I’ve had the following conversation countless times at bookstores, parties, even when I’m out walking the dog.
Would-be writer: “So you’re a writer?”
Wistful expression appears on would-be writer’s face. “I’ve always wanted to write a book.”
Me: “What’s stopping you?”
WBW: “Don’t have the time.”
Me: “If you write one page a day, you’ll have a book in a year.”
WBW, flashing a sheepish grin: “It might not be good.”
Me: (trying not to rant) “Doesn’t matter. It’s a start. Writing is a skill that gets better with practice.”
The conversation usually ends with the would-be-writer slinking away even though I have plenty more to say. The words are familiar because I repeat them to myself when I sit down to write.
1. Who do you think you are? Moses chiseling the Ten Commandments onto a humongous rock? If it’s not perfect, that’s okay. Remember the “delete” button?

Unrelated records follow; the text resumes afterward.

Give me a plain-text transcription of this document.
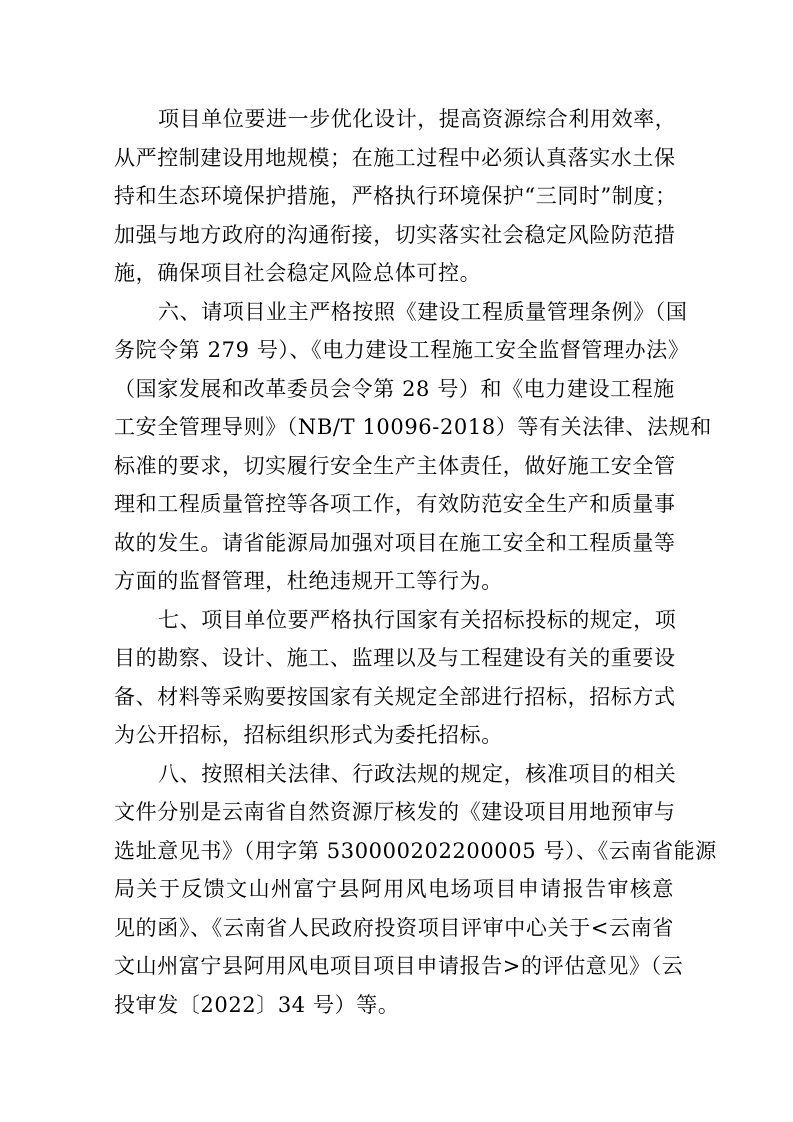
项目单位要进一步优化设计，提高资源综合利用效率，
从严控制建设用地规模；在施工过程中必须认真落实水土保
持和生态环境保护措施，严格执行环境保护“三同时”制度；
加强与地方政府的沟通衔接，切实落实社会稳定风险防范措
施，确保项目社会稳定风险总体可控。
六、请项目业主严格按照《建设工程质量管理条例》（国
务院令第 279 号）、《电力建设工程施工安全监督管理办法》
（国家发展和改革委员会令第 28 号）和《电力建设工程施
工安全管理导则》（NB/T 10096-2018）等有关法律、法规和
标准的要求，切实履行安全生产主体责任，做好施工安全管
理和工程质量管控等各项工作，有效防范安全生产和质量事
故的发生。请省能源局加强对项目在施工安全和工程质量等
方面的监督管理，杜绝违规开工等行为。
七、项目单位要严格执行国家有关招标投标的规定，项
目的勘察、设计、施工、监理以及与工程建设有关的重要设
备、材料等采购要按国家有关规定全部进行招标，招标方式
为公开招标，招标组织形式为委托招标。
八、按照相关法律、行政法规的规定，核准项目的相关
文件分别是云南省自然资源厅核发的《建设项目用地预审与
选址意见书》（用字第 530000202200005 号）、《云南省能源
局关于反馈文山州富宁县阿用风电场项目申请报告审核意
见的函》、《云南省人民政府投资项目评审中心关于<云南省
文山州富宁县阿用风电项目项目申请报告>的评估意见》（云
投审发〔2022〕34 号）等。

2. You cannot edit a blank screen. Write something. Write anything. Every day. Somewhere in that giant slag heap of coal, you will find a diamond in the rough, ready to be polished.

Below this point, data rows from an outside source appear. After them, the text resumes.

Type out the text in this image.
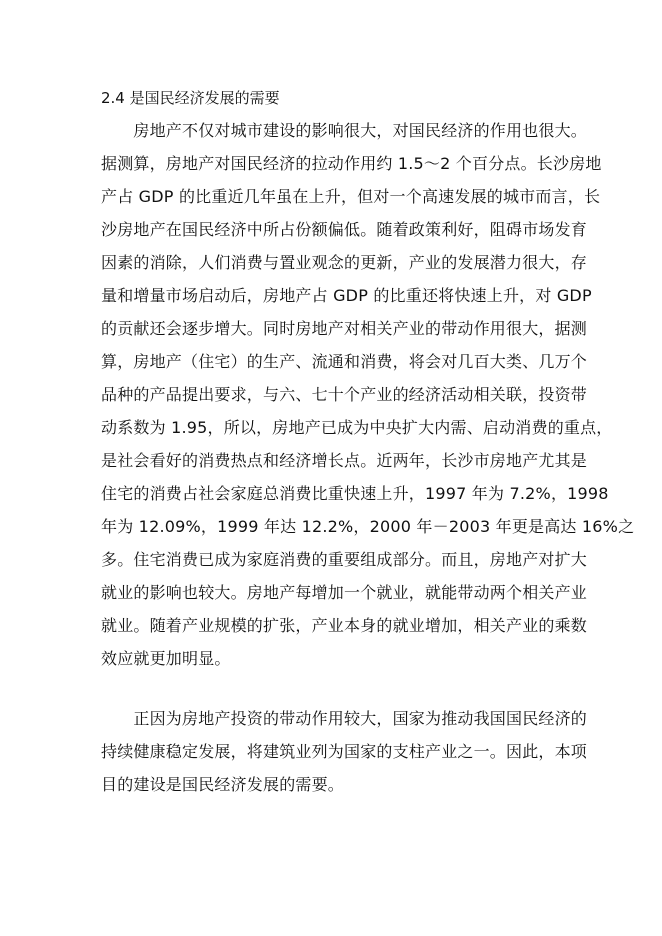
2.4 是国民经济发展的需要
　　房地产不仅对城市建设的影响很大，对国民经济的作用也很大。
据测算，房地产对国民经济的拉动作用约 1.5～2 个百分点。长沙房地
产占 GDP 的比重近几年虽在上升，但对一个高速发展的城市而言，长
沙房地产在国民经济中所占份额偏低。随着政策利好，阻碍市场发育
因素的消除，人们消费与置业观念的更新，产业的发展潜力很大，存
量和增量市场启动后，房地产占 GDP 的比重还将快速上升，对 GDP
的贡献还会逐步增大。同时房地产对相关产业的带动作用很大，据测
算，房地产（住宅）的生产、流通和消费，将会对几百大类、几万个
品种的产品提出要求，与六、七十个产业的经济活动相关联，投资带
动系数为 1.95，所以，房地产已成为中央扩大内需、启动消费的重点，
是社会看好的消费热点和经济增长点。近两年，长沙市房地产尤其是
住宅的消费占社会家庭总消费比重快速上升，1997 年为 7.2%，1998
年为 12.09%，1999 年达 12.2%，2000 年－2003 年更是高达 16%之
多。住宅消费已成为家庭消费的重要组成部分。而且，房地产对扩大
就业的影响也较大。房地产每增加一个就业，就能带动两个相关产业
就业。随着产业规模的扩张，产业本身的就业增加，相关产业的乘数
效应就更加明显。
　　正因为房地产投资的带动作用较大，国家为推动我国国民经济的
持续健康稳定发展，将建筑业列为国家的支柱产业之一。因此，本项
目的建设是国民经济发展的需要。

3. Do not give into fear. Fear of criticism, fear of failure, fear that you’ll never get another brilliant idea for the rest of your natural life. Fear is paralyzing. It steals away your creative energy and most certainly causes what is euphemistically known as writers’ block. How does one defeat fear? Follow steps 1 and 2. Repeat as necessary.
Here’s what beloved young adult author, Judy Blume, has to say about writing. “I received nothing but rejections for two years. I would go to sleep at night feeling that I’d never be published. But I’d wake up in the morning convinced that I would be. Each time I sent a book or story off to a publisher, I would sit down and start something new. I was learning more with each effort. I was determined. Determination and hard work are as important as talent.”
So, here’s my advice if you really, truly want to write a book. Stop making excuses and just do it.
MEG CABOT – The Princess Diaries slipped through the hands of 17 publishers before being accepted for publication.
TONY HILLERMAN – the late, great author now famous for his Navajo Tribal Police mystery novels, was initially told to “Get rid of all that Indian stuff.”
Only seven of EMILY DICKINSON'S poems were published during her lifetime. One rejection said, "Your poems are quite as remarkable for defects as for beauty and are generally devoid of true poetical qualities."